Being Present: Embodying Political Relations in Indigenous Encounters with the Crown
2020
Political encounters between settler governments and indigenous communities are freighted with the unresolved issues of indigenous independence asserted under ongoing conditions of colonial domination. Within political science, these encounters have been primarily theorised and analysed as struggles of indigenous communities for political recognition from settler states. Further, the politics of recognition is widely understood as colonising by indigenous scholars, with some arguing for an alternative politics of (indigenous) resurgence and refusal, a ‘turning away’ from the state. In this article, we argue that in the case of Māori in Aotearoa ‘turning up’ is the ethical and correct practice of politics, a practice stemming from the relational ontology of the Māori world. Thus ‘turning up’ rather than ‘turning away’ can, for Māori, itself be a practice of refusal.
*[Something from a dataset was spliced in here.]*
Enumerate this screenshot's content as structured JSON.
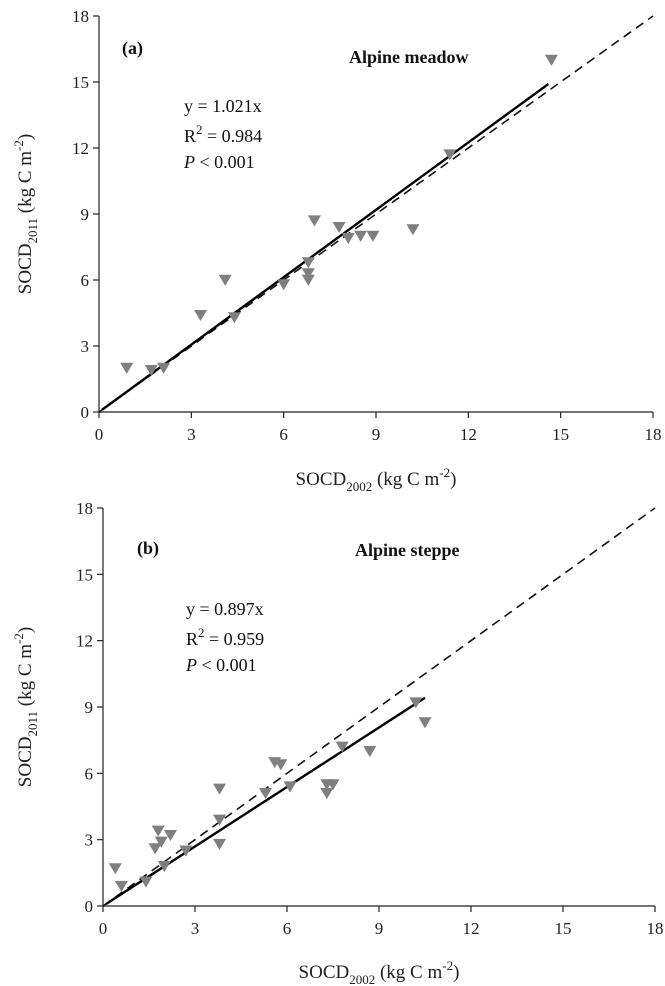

We outline the centrality of the embodied, face-to-face encounter within Māori politics, and identify the ongoing presence of the sovereign’s body and embodiment more broadly within the Westminster tradition, as symbolised in the concept of the Crown. Building on these compatibilities within distinct political ontologies, we argue for the potential and productivity of face-to-face political encounters, and call on the New Zealand Crown to also prioritise ‘turning up’ in its engagement with indigenous communities.